Methods: Rats were implanted with R1 in both flanks and subjected to intratumoral injections of BJOE or normal saline on day 0 and 7 for intra-individual comparisons. Therapeutic responses were compared between treated and control tumors at a 3.0 T MRI on day 0, 7 and 14 using T2-, T1-, and diffusion-weighted imaging that generated apparent diffusion coefficient (ADC) with b values of 0, 50, 100, 150, 400, 600, 800 and 1,000 s/mm2. Volumes of necrotic and viable tumors were measured and verified with histopathology and tumor vascularity was quantified on microangiography.
Results: After BJOE administration, tumor growth slowed down with increased intratumoral necrosis (P < 0.05) and reducedtumoral blood flow (P < 0.05). ADC maps differentiated viable and necrotic tumor components. Microangiography and histopathology supported MRI findings.
Conclusion: Local BJOE injection created necrosis, reduced the growth and lowered vessel density in rat R1 tumors. MRI allowed monitoring tumor growth and quantifying therapeutic responses.

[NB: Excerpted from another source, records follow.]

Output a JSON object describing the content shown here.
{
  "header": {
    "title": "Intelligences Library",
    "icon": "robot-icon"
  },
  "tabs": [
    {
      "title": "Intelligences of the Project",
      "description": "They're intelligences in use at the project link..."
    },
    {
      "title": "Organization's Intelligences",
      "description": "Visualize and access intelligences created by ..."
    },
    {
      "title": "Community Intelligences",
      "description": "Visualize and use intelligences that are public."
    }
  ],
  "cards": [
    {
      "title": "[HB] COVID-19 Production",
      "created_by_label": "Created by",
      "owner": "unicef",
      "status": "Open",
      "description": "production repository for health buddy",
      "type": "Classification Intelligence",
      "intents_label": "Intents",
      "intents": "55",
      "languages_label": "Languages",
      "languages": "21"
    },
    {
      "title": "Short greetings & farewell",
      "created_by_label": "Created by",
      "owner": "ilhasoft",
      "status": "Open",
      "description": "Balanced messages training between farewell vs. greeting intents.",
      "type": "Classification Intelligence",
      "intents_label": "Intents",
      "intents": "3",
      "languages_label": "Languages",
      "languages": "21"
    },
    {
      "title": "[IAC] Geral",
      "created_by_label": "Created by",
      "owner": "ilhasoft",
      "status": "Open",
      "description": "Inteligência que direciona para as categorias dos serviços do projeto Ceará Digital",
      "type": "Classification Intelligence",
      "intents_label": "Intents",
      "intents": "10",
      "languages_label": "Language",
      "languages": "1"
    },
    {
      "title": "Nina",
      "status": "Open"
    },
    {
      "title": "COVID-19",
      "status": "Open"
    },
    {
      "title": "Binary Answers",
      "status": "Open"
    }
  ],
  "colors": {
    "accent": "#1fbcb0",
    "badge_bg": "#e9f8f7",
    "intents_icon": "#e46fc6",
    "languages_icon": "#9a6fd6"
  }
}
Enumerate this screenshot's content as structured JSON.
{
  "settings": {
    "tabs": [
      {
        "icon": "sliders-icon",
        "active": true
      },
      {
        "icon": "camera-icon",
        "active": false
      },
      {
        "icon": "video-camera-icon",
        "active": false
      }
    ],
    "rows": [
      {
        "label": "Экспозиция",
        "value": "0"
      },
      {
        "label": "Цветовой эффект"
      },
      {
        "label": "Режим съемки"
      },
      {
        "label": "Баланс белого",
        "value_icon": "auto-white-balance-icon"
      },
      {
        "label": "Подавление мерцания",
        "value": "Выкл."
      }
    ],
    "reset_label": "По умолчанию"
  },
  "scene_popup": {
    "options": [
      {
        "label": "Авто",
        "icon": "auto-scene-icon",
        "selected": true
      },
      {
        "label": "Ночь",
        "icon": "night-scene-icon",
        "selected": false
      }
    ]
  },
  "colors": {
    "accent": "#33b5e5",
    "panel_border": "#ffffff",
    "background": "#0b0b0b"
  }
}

As a non-invasive and contrast-agent-free technique, ADC maps helped distinguish the necrotic from viable tumor tissues.
Brucea Javanica oil emulsion, rat R1 rhabdomyosarcoma, magnetic resonance imaging, angiography, therapeutic response
Brucea javanica (BJ) is a traditional Chinese herbal medicine [Figure 1A and B] that has been originally used to treat various ailments like amebic dysentery and malaria. In China, as a commercial therapeutic product [Figure 1C], BJ oil emulsion (BJOE) has been commercialized to treat various malignancies including lung cancer, digestive tract cancers, prostate cancer and cervical cancer as well as their metastases. Research indicated that BJ exerts its anti-cancer effect by the active components[2-6] [Figure 1D] in its seeds including quassinoids,[7-10] triterpenoids,[11-13] flavonolignan and flavonoids,[11,12,14] pregnane glycosides[6,9] and oleic and linoleic acid, etc. and mainly via the activation of caspase-dependent mitochondrial apoptotic pathway, and P53-, NF-kappa B-, COX-2-dependent death receptor pathways.[15-20]
Figure 1. Plant (A) and dry fruits (B) of Brucea Javanica and its oil emulsion as a parenteral injectable medicine (C). Basic chemical structures of anti-cancer compounds extracted from Brucea Javanica (D).
The formulations of BJ extracts has been largely improved aiming at raising anti-cancer activity and lowering toxicity of each single formula, while the anti-cancer effects in numerous human cancer cell lines have been constantly remarkable. The aqueous extract of BJ has been identified to exhibit cytotoxic effects in A549 non-small cell lung cancer, Hep3B hepatocellular carcinoma, methane dicarboxylic aldehyde-MB231 breast cancer, SLMT-1 esophageal squamous cell carcinoma, and PANC-1, SW1990, CAPAN-1 pancreatic adenocarcinom.[17,18] Also, BJ oil (BJO) was proven to induce apoptosis of T24 bladder cancer cells. Encouragingly, the successful preparation of BJOE allowed the in vivo evaluation of anti-cancer effect of BJ.[15,21] For the acute myeloid leukemia, BJOE has been shown to interfere molecular signaling pathways in U937 and Hodgkin lymphoma-60 cell lines as well as primary acute myelocytic leukemia patients’ leukemic cells, but not in normal peripheral blood lymphocytes. Such anti-leukemia effects of BJOE were further verified in vivo in U937 leukemia xenograft in nude mice by BJOE intravenous injection. Positive in vivo results were also shown in the S-180 sarcoma-bearing mice by intravenous administration of a mixture containing of BJO and coix seed oil.
Nevertheless, the therapeutic effects of BJOE on rodent solid malignancies such as rhabdomyosarcoma remain unexplored particularly in terms of noninvasive imaging therapeutic monitoring. To this end, we first generated a rat model of bifocal subcutaneous engrafts of rhabdomyosarcoma-1 (R1). Therapeutic effects of BJOE were compared intra-individually using normal saline (NS) as blank control in the rats with R1 tumors, and evaluated by noninvasive magnetic resonance imaging (MRI) as in vivo imaging biomarker and verified by ex vivo microangiography and histopathology.
The commercial BJOE [Figure 1C] was obtained from Mingxing Pharmaceutical Co. Ltd. (Guangzhou, China). Rat R1 cell line was kindly provided by Dr. P. Schoffski, Dr. A. Wozniak and J. Wellens (Laboratory of experimental oncology, Department of oncology, KU Leuven).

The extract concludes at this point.